April 1, 2003 -The Senate chambers were filled with farmers, some bearing fresh produce, on Tuesday as the Finance Committee approved 10 government leases of agricultural land.
The committee also approved three federal grant applications.
The 20-year lease agreements were between the Property and Procurement Department on behalf of the Agriculture Department and individual farmers. All had received preliminary approval by the Senate's legal counsel and Post Audit Division.
Donastorg said some of the farmers had been "waiting for decades for their leases to be approved." He said he made addressing the matter an priority upon taking over as Finance chair.
"For years this government has done nothing to foster agriculture … and the lack of action on these leases has hampered the efforts of local farmers," he said. "There has been a severe lack of support."
Having the leases in hand, the farmers now will be eligible for farming loan and grant programs, Donastorg pointed out. He said the committee will reconvene on April 11 on St. Croix to approve similar leases to St. Croix farmers.
Alphonso Wade III and several other farmers presented a video showing the lands they farm. Explaining what they plan to do, Wade said: "Agriculture is important. What's the first thing you do every day? You wake up and want something to eat."
Wade said he has been cultivating the property he farms by hand, but that once he has a signed contract he will be able to obtain insurance and buy the necessary machinery. He said he will grow soursop, thyme, tea bush, sugar apples, collard greens and cucumbers.
The leases approved are for Alphonso and Philirine Wade III; Alphonso Williams and Zonia David; Leslie Todman; John Ludvig; Lionel Williams and Carol Stagger; Keith "Keibo" Brown and Earl Forbes; Lucien and Benita Samuel; Gerald Hodge and Eustace James; Gale Marshall and James Hodge Richards; Ethelbert Williams and Gladstone Hazel; and Mabeline "Rashida" Durant.
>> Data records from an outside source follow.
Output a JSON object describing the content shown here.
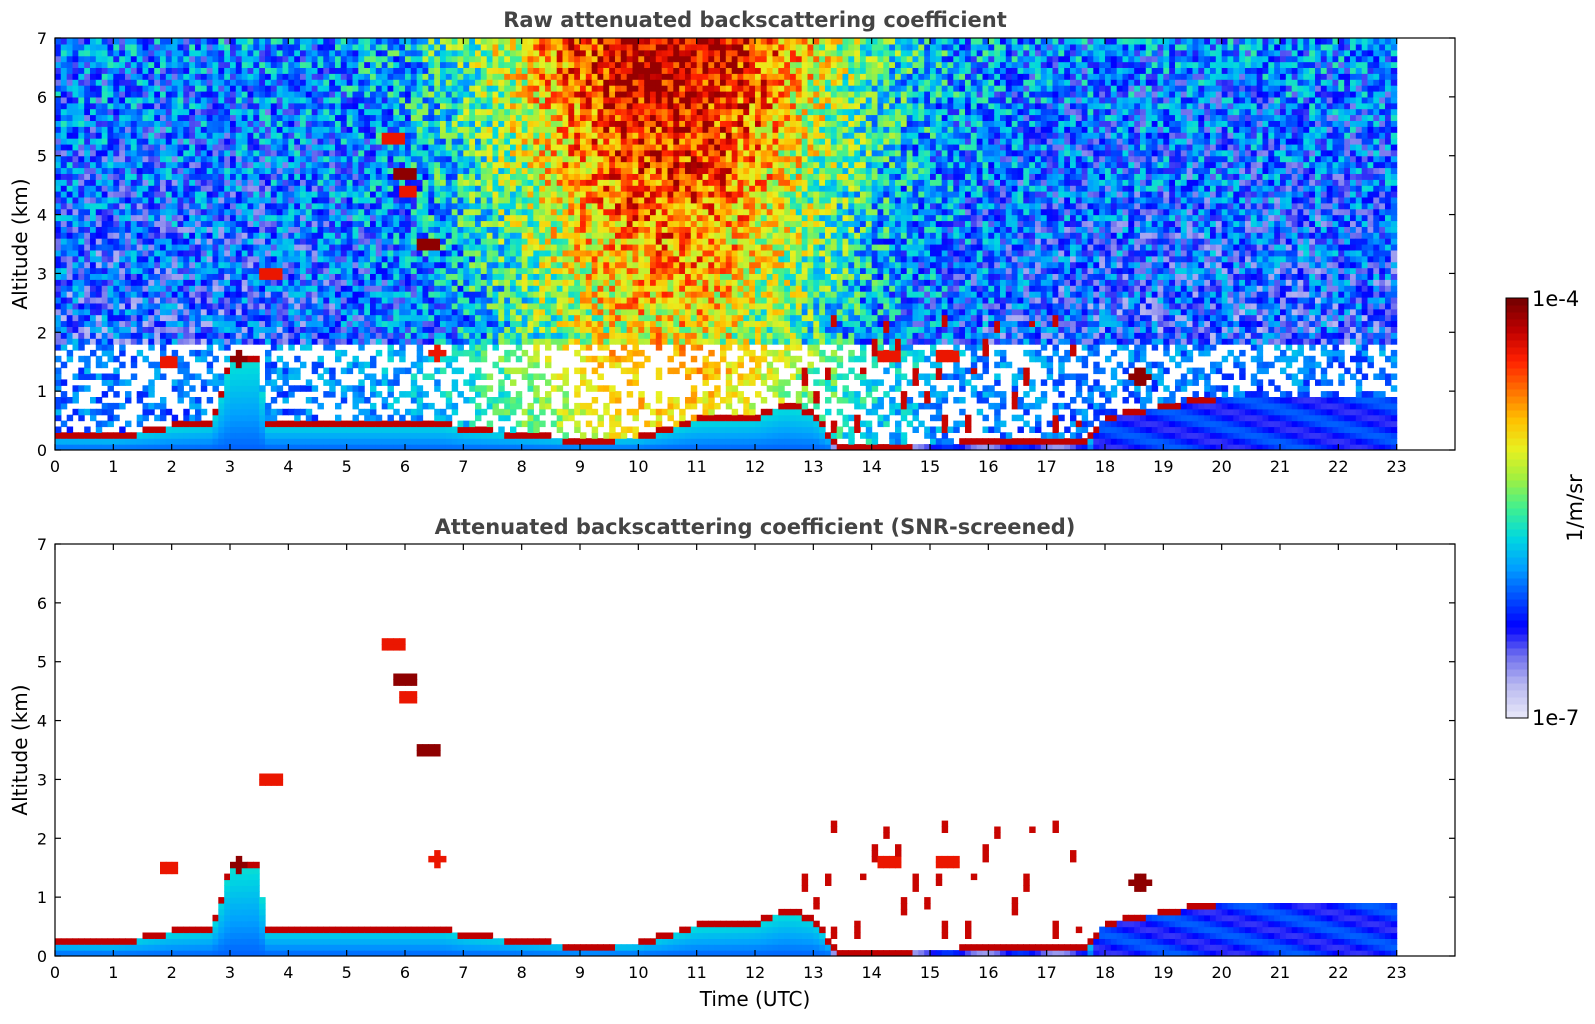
{
  "chart_data": [
    {
      "type": "heatmap",
      "title": "Raw attenuated backscattering coefficient",
      "xlabel": "",
      "ylabel": "Altitude (km)",
      "xlim": [
        0,
        24
      ],
      "ylim": [
        0,
        7
      ],
      "xticks": [
        "0",
        "1",
        "2",
        "3",
        "4",
        "5",
        "6",
        "7",
        "8",
        "9",
        "10",
        "11",
        "12",
        "13",
        "14",
        "15",
        "16",
        "17",
        "18",
        "19",
        "20",
        "21",
        "22",
        "23"
      ],
      "yticks": [
        "0",
        "1",
        "2",
        "3",
        "4",
        "5",
        "6",
        "7"
      ],
      "data_end_time": 23,
      "screened": false,
      "boundary_layer_top_km": [
        [
          0,
          0.3
        ],
        [
          1,
          0.28
        ],
        [
          1.5,
          0.35
        ],
        [
          2,
          0.45
        ],
        [
          2.7,
          0.5
        ],
        [
          3,
          1.55
        ],
        [
          3.5,
          1.6
        ],
        [
          3.6,
          0.5
        ],
        [
          4,
          0.5
        ],
        [
          6.6,
          0.5
        ],
        [
          7,
          0.4
        ],
        [
          8,
          0.3
        ],
        [
          9,
          0.2
        ],
        [
          10,
          0.25
        ],
        [
          11,
          0.55
        ],
        [
          12,
          0.6
        ],
        [
          12.5,
          0.8
        ],
        [
          13,
          0.7
        ],
        [
          13.4,
          0.1
        ],
        [
          17.7,
          0.2
        ],
        [
          18,
          0.6
        ],
        [
          20,
          0.95
        ],
        [
          23,
          0.95
        ]
      ],
      "cloud_features": [
        {
          "t": 1.95,
          "z": 1.5,
          "level": "high"
        },
        {
          "t": 3.15,
          "z": 1.55,
          "level": "max"
        },
        {
          "t": 3.7,
          "z": 3.0,
          "level": "high"
        },
        {
          "t": 5.8,
          "z": 5.3,
          "level": "high"
        },
        {
          "t": 6.0,
          "z": 4.7,
          "level": "max"
        },
        {
          "t": 6.05,
          "z": 4.4,
          "level": "high"
        },
        {
          "t": 6.4,
          "z": 3.5,
          "level": "max"
        },
        {
          "t": 6.55,
          "z": 1.65,
          "level": "high"
        },
        {
          "t": 14.3,
          "z": 1.6,
          "level": "high"
        },
        {
          "t": 15.3,
          "z": 1.6,
          "level": "high"
        },
        {
          "t": 18.6,
          "z": 1.25,
          "level": "max"
        }
      ]
    },
    {
      "type": "heatmap",
      "title": "Attenuated backscattering coefficient (SNR-screened)",
      "xlabel": "Time (UTC)",
      "ylabel": "Altitude (km)",
      "xlim": [
        0,
        24
      ],
      "ylim": [
        0,
        7
      ],
      "xticks": [
        "0",
        "1",
        "2",
        "3",
        "4",
        "5",
        "6",
        "7",
        "8",
        "9",
        "10",
        "11",
        "12",
        "13",
        "14",
        "15",
        "16",
        "17",
        "18",
        "19",
        "20",
        "21",
        "22",
        "23"
      ],
      "yticks": [
        "0",
        "1",
        "2",
        "3",
        "4",
        "5",
        "6",
        "7"
      ],
      "data_end_time": 23,
      "screened": true
    }
  ],
  "colorbar": {
    "max_label": "1e-4",
    "min_label": "1e-7",
    "unit_label": "1/m/sr",
    "min_value": 1e-07,
    "max_value": 0.0001,
    "colors": [
      "#e4e4f8",
      "#b8b8f0",
      "#7070ee",
      "#0000ff",
      "#0050ff",
      "#00a0ff",
      "#00d8e0",
      "#40f090",
      "#a0f040",
      "#e8f020",
      "#ffc000",
      "#ff7000",
      "#ff2000",
      "#c00000",
      "#7a0000"
    ]
  }
}
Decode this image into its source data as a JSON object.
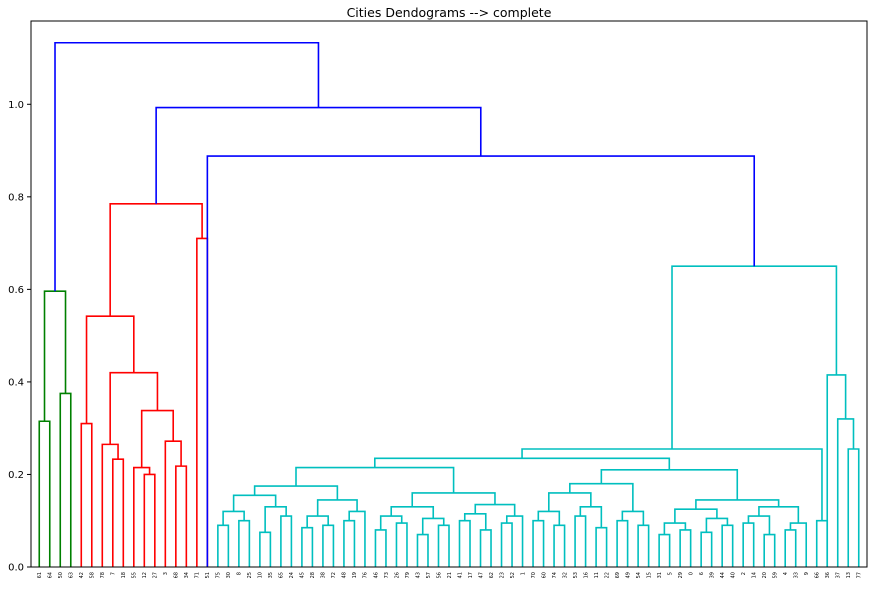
{
  "chart_data": {
    "type": "dendrogram",
    "title": "Cities Dendograms --> complete",
    "xlabel": "",
    "ylabel": "",
    "ylim": [
      0,
      1.18
    ],
    "yticks": [
      "0.0",
      "0.2",
      "0.4",
      "0.6",
      "0.8",
      "1.0"
    ],
    "grid": false,
    "leaf_labels": [
      "61",
      "64",
      "50",
      "63",
      "42",
      "58",
      "78",
      "7",
      "18",
      "55",
      "12",
      "27",
      "3",
      "68",
      "34",
      "71",
      "51",
      "75",
      "30",
      "8",
      "25",
      "10",
      "35",
      "65",
      "24",
      "45",
      "28",
      "38",
      "72",
      "48",
      "19",
      "76",
      "46",
      "73",
      "26",
      "79",
      "43",
      "57",
      "56",
      "21",
      "41",
      "17",
      "47",
      "62",
      "23",
      "52",
      "1",
      "70",
      "60",
      "74",
      "32",
      "53",
      "16",
      "11",
      "22",
      "69",
      "49",
      "54",
      "15",
      "31",
      "5",
      "29",
      "0",
      "6",
      "39",
      "44",
      "40",
      "2",
      "14",
      "20",
      "59",
      "4",
      "33",
      "9",
      "66",
      "36",
      "37",
      "13",
      "77"
    ],
    "colors": {
      "green": "#008000",
      "red": "#ff0000",
      "cyan": "#00bfbf",
      "blue": "#0000ff",
      "frame": "#000000"
    },
    "merges": [
      {
        "left": "61",
        "right": "64",
        "height": 0.315,
        "color": "green"
      },
      {
        "left": "50",
        "right": "63",
        "height": 0.375,
        "color": "green"
      },
      {
        "left": "61-64",
        "right": "50-63",
        "height": 0.596,
        "color": "green"
      },
      {
        "left": "42",
        "right": "58",
        "height": 0.31,
        "color": "red"
      },
      {
        "left": "7",
        "right": "18",
        "height": 0.233,
        "color": "red"
      },
      {
        "left": "78",
        "right": "7-18",
        "height": 0.265,
        "color": "red"
      },
      {
        "left": "12",
        "right": "27",
        "height": 0.2,
        "color": "red"
      },
      {
        "left": "68",
        "right": "34",
        "height": 0.218,
        "color": "red"
      },
      {
        "left": "3",
        "right": "68-34",
        "height": 0.272,
        "color": "red"
      },
      {
        "left": "12-27",
        "right": "3-68-34",
        "height": 0.338,
        "color": "red"
      },
      {
        "left": "78-7-18",
        "right": "12-27-3-68-34",
        "height": 0.42,
        "color": "red"
      },
      {
        "left": "42-58",
        "right": "78-…-34",
        "height": 0.542,
        "color": "red"
      },
      {
        "left": "71",
        "right": "51",
        "height": 0.71,
        "color": "red"
      },
      {
        "left": "42-…-34",
        "right": "71-51",
        "height": 0.785,
        "color": "red"
      },
      {
        "left": "large cyan cluster",
        "right": "36-37-13-77 cluster",
        "height": 0.65,
        "color": "cyan"
      },
      {
        "left": "75-…",
        "right": "…-66",
        "height": 0.285,
        "color": "cyan"
      },
      {
        "left": "cyan cluster",
        "right": "rest",
        "height": 0.888,
        "color": "blue"
      },
      {
        "left": "red cluster",
        "right": "…",
        "height": 0.993,
        "color": "blue"
      },
      {
        "left": "green cluster",
        "right": "…",
        "height": 1.133,
        "color": "blue"
      }
    ]
  }
}
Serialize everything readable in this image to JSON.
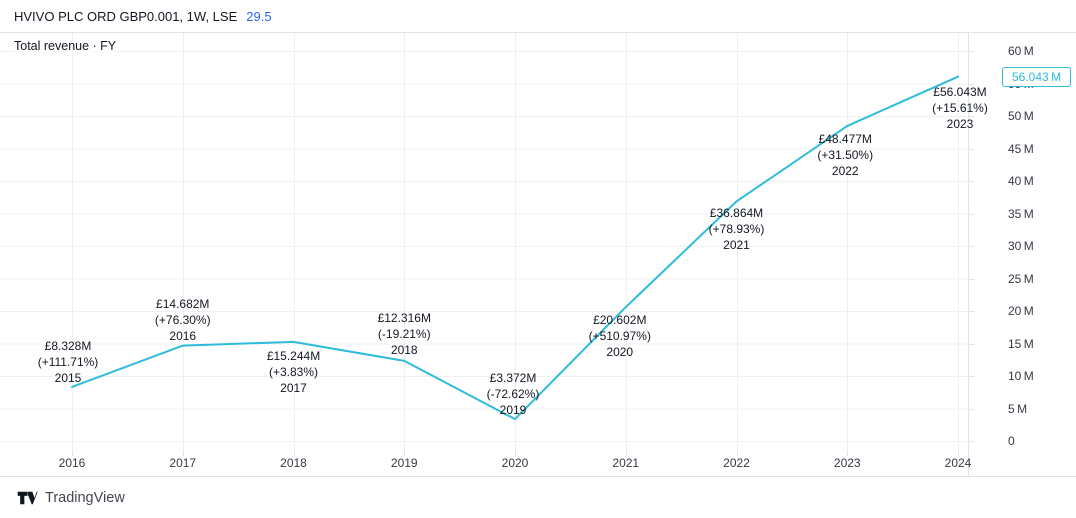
{
  "header": {
    "symbol_title": "HVIVO PLC ORD GBP0.001, 1W, LSE",
    "symbol_value": "29.5"
  },
  "legend": {
    "label": "Total revenue · FY"
  },
  "colors": {
    "line": "#2ebcdb",
    "value_blue": "#2962ff",
    "grid": "#eef0f3",
    "border": "#e0e3eb",
    "axis_text": "#363a45",
    "label_text": "#131722"
  },
  "price_scale": {
    "tick_labels": [
      {
        "v": 60,
        "label": "60 M"
      },
      {
        "v": 55,
        "label": "55 M"
      },
      {
        "v": 50,
        "label": "50 M"
      },
      {
        "v": 45,
        "label": "45 M"
      },
      {
        "v": 40,
        "label": "40 M"
      },
      {
        "v": 35,
        "label": "35 M"
      },
      {
        "v": 30,
        "label": "30 M"
      },
      {
        "v": 25,
        "label": "25 M"
      },
      {
        "v": 20,
        "label": "20 M"
      },
      {
        "v": 15,
        "label": "15 M"
      },
      {
        "v": 10,
        "label": "10 M"
      },
      {
        "v": 5,
        "label": "5 M"
      },
      {
        "v": 0,
        "label": "0"
      }
    ],
    "current": {
      "value": 56.043,
      "label": "56.043 M"
    }
  },
  "time_scale": {
    "years": [
      "2016",
      "2017",
      "2018",
      "2019",
      "2020",
      "2021",
      "2022",
      "2023",
      "2024"
    ]
  },
  "chart_data": {
    "type": "line",
    "title": "Total revenue · FY",
    "series_name": "Total revenue",
    "x_label": "Fiscal year",
    "y_unit": "GBP millions",
    "ylim": [
      0,
      60
    ],
    "grid": true,
    "x": [
      2015,
      2016,
      2017,
      2018,
      2019,
      2020,
      2021,
      2022,
      2023
    ],
    "values": [
      8.328,
      14.682,
      15.244,
      12.316,
      3.372,
      20.602,
      36.864,
      48.477,
      56.043
    ],
    "annotations": [
      {
        "value_label": "£8.328M",
        "change_label": "(+111.71%)",
        "year_label": "2015"
      },
      {
        "value_label": "£14.682M",
        "change_label": "(+76.30%)",
        "year_label": "2016"
      },
      {
        "value_label": "£15.244M",
        "change_label": "(+3.83%)",
        "year_label": "2017"
      },
      {
        "value_label": "£12.316M",
        "change_label": "(-19.21%)",
        "year_label": "2018"
      },
      {
        "value_label": "£3.372M",
        "change_label": "(-72.62%)",
        "year_label": "2019"
      },
      {
        "value_label": "£20.602M",
        "change_label": "(+510.97%)",
        "year_label": "2020"
      },
      {
        "value_label": "£36.864M",
        "change_label": "(+78.93%)",
        "year_label": "2021"
      },
      {
        "value_label": "£48.477M",
        "change_label": "(+31.50%)",
        "year_label": "2022"
      },
      {
        "value_label": "£56.043M",
        "change_label": "(+15.61%)",
        "year_label": "2023"
      }
    ]
  },
  "footer": {
    "brand": "TradingView"
  }
}
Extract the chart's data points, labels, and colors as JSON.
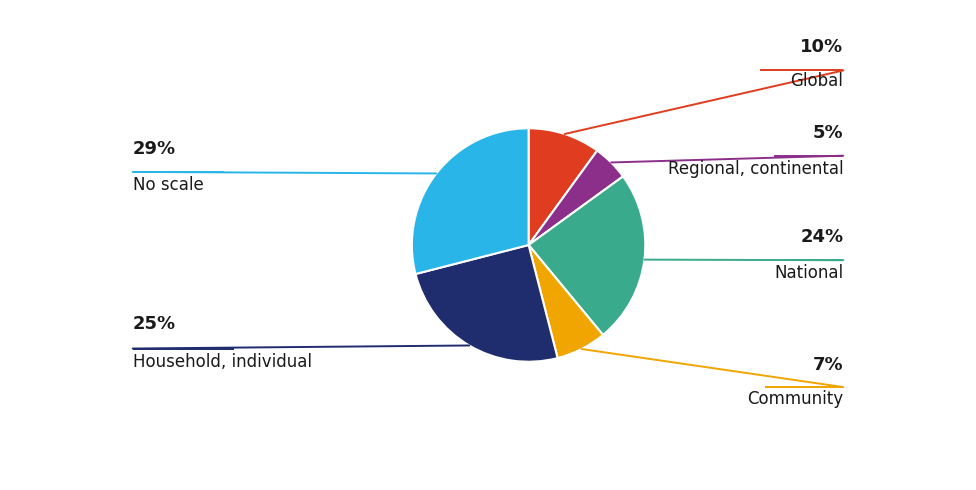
{
  "slices": [
    {
      "label": "Global",
      "pct": 10,
      "color": "#e03c1f",
      "line_color": "#e03c1f"
    },
    {
      "label": "Regional, continental",
      "pct": 5,
      "color": "#8b2f8a",
      "line_color": "#8b2f8a"
    },
    {
      "label": "National",
      "pct": 24,
      "color": "#3aaa8c",
      "line_color": "#3aaa8c"
    },
    {
      "label": "Community",
      "pct": 7,
      "color": "#f0a500",
      "line_color": "#f0a500"
    },
    {
      "label": "Household, individual",
      "pct": 25,
      "color": "#1f2d6e",
      "line_color": "#1f2d6e"
    },
    {
      "label": "No scale",
      "pct": 29,
      "color": "#29b5e8",
      "line_color": "#29b5e8"
    }
  ],
  "label_fontsize": 12,
  "pct_fontsize": 13,
  "background_color": "#ffffff",
  "start_angle": 90
}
The leases now go to the full Senate. If approved, they then will go to Government House for the governor's final approval.
Grants seek federal funding
One of the grant applications approved is seeking $100,000 for the Office of the Adjutant General/V.I. Territorial Emergency Management Agency for a communication room facility.
The other two are for the Planning and Natural Resources Department — one seeking $97,869 from the Historic Preservation Fund for V.I. Historic Preservation Office programs and staffing, and the other seeking $275,000 from the Environmental Protection Agency for wetlands protection.
VITEMA's director, Harold Baker, told the committee that it is imperative "that first responders and government in the islands and the federal government are able to maintain secure and sensitive communications at all times."
According to Baker, "VITEMA has been searching for an appropriate facility to relocate the Territorial Emergency Operations Center." He said a "secure and suitable facility" has been identified — a property in Sub Base on St. Thomas that is owned by the V.I. National Guard.
The site is that of the former Gramboko Hotel. The building will be partially demolished and rebuilt, Baker said.
Responding to questions from Donastorg, Baker said the Federal Emergency Management Agency will provide equipment for a staff of 12 in the communication office.
Sen. Louis Hill asked Baker about setting up a similar facility on St. Croix, since in the case of an emergency the governor could be on that island. Baker said his mandate from FEMA right now is just to build the one on St. Thomas.
Myron D. Jackson, Historic Preservation Office director, told the committee that the grant sought by his office would enable it to "document and provide some level of funding and advocacy on behalf of our fragile and irreplaceable cultural resources." It also, he said, would fund the salaries of the office's basic professional staff — the director, archaeologist, historic preservation planner and administrative assistant.
Hollis Griffith, director of DPNR's Environmental Protection Division, said the wetlands grant is being sought to carry out the second phase of a wetlands monitoring program. He said this will lead to adoption of an ambient wetland monitoring and assessment program. And this, he said, will increase the territory's capacity to determine the causes, effects and extent of pollution to wetland resources, and to develop strategies to prevent, reduce and eliminate pollution.
Griffith said the grant wouldn't be possible without the V.I. Clean Water Act which was passed by the 23rd Legislature under Donastorg's sponsorship.
Committee members present were Sens. Donastorg, Hill, Shawn-Michael Malone, Luther Renee and Ronald Russell. Sens. Norman Jn Baptiste and Roosevelt David were absent.